Showing posts with label Squashes. Show all posts
Showing posts with label Squashes. Show all posts

Sunday, 8 December 2013

Pumpkin Half

So, I finally got around to making my "Autumn Soup" (it's still bubbling in the pan; I can't tell you what it tastes like yet).

Thursday, 28 November 2013

Autumn Soup

The pumpkin isn't going to last much longer, so I had to paint this last night. It's always slightly chancey under artificial light, I find, but it still looks okay this morning.

30x30cm, oil on stretched natural linen canvas.

Wednesday, 9 November 2011

Green to Orange Pumpkin (3)

Something tells me that this pumpkin will soon have finished its colour journey. The step between numbers 1 and 2 is quite drastic when you look at all three paintings together:

You can tell that I missed a week.

Oil on canvas, 20 x 20 cm

SOLD

Tuesday, 1 November 2011

Green to Orange Pumpkin (2)

Here is the second painting of my ripening pumpkin. As you can see, this one missed Hallowe'en. It will probably end up as soup.

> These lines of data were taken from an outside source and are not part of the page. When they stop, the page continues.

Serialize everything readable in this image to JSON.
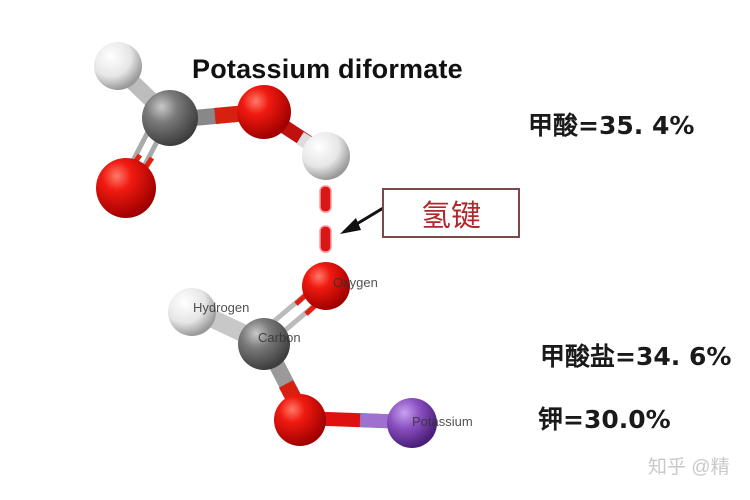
{
  "title": "Potassium diformate",
  "annotation": {
    "label": "氢键",
    "meaning": "hydrogen bond"
  },
  "composition": [
    {
      "label": "甲酸=35. 4%",
      "component": "甲酸",
      "value": "35.4%"
    },
    {
      "label": "甲酸盐=34. 6%",
      "component": "甲酸盐",
      "value": "34.6%"
    },
    {
      "label": "钾=30.0%",
      "component": "钾",
      "value": "30.0%"
    }
  ],
  "atom_labels": {
    "oxygen": "Oxygen",
    "hydrogen": "Hydrogen",
    "carbon": "Carbon",
    "potassium": "Potassium"
  },
  "colors": {
    "oxygen": "#e01010",
    "carbon": "#707070",
    "hydrogen": "#e8e8e8",
    "potassium": "#8a4fc0",
    "hbond": "#d81818",
    "box_border": "#7a4a4a"
  },
  "watermark": "知乎 @精"
}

Edited 03/11/11: The second picture - added today - is, of course, the same painting (albeit photographed under different lighting conditions), but I took advantage of the fact that oils take so long to dry to "edit" the painted highlights. Originally, they were smears of white paint. They bothered me; they were too white. It looked like I'd dropped flour on the pumpkin, or applied my paint direct to the gourd. So I smudged them. My finger got covered in paint, but I think the result is an improvement.

Oil on canvas, 20 x 20 cm.
SOLD

Tuesday, 18 October 2011

Green to Orange Pumpkin (1)

I daresay I should have done a couple more Lego minifigures today, but I've been meaning to have a go at this pumpkin, before it turns all orange, for a while. My idea is to do a series of these 20cm square canvases portraying the same gourd as it gradually turns from green to orange. I thought I'd make it difficult for myself (and less pungent for the rest of the family) by eschewing brushes (and thinners - it's the turpentine that's smelly). Instead, I used a palette knife, which was a bit of a challenge considering the size of the canvas. I had to forgo the idea of faithfully recording the pattern of orange on green in favour of an impression.

Oh, yes, do you recognise the tiles? I dug them out again to provide a bit of continuity between this and the older squashes

Oil on canvas, 20 x 20 cm
SOLD

Sunday, 16 October 2011

Squashes

Here are a couple of seasonally appropriate little oil paintings that I did a few years ago.
“Small Pumpkin and Little Gem Squash”, 25 October 2002.
7 x 5”, oil on canvas, painted with a brush in the studio.
“Butternut”, 29 October 2002
7 x 5”, oil on canvas, painted with a brush in the studio.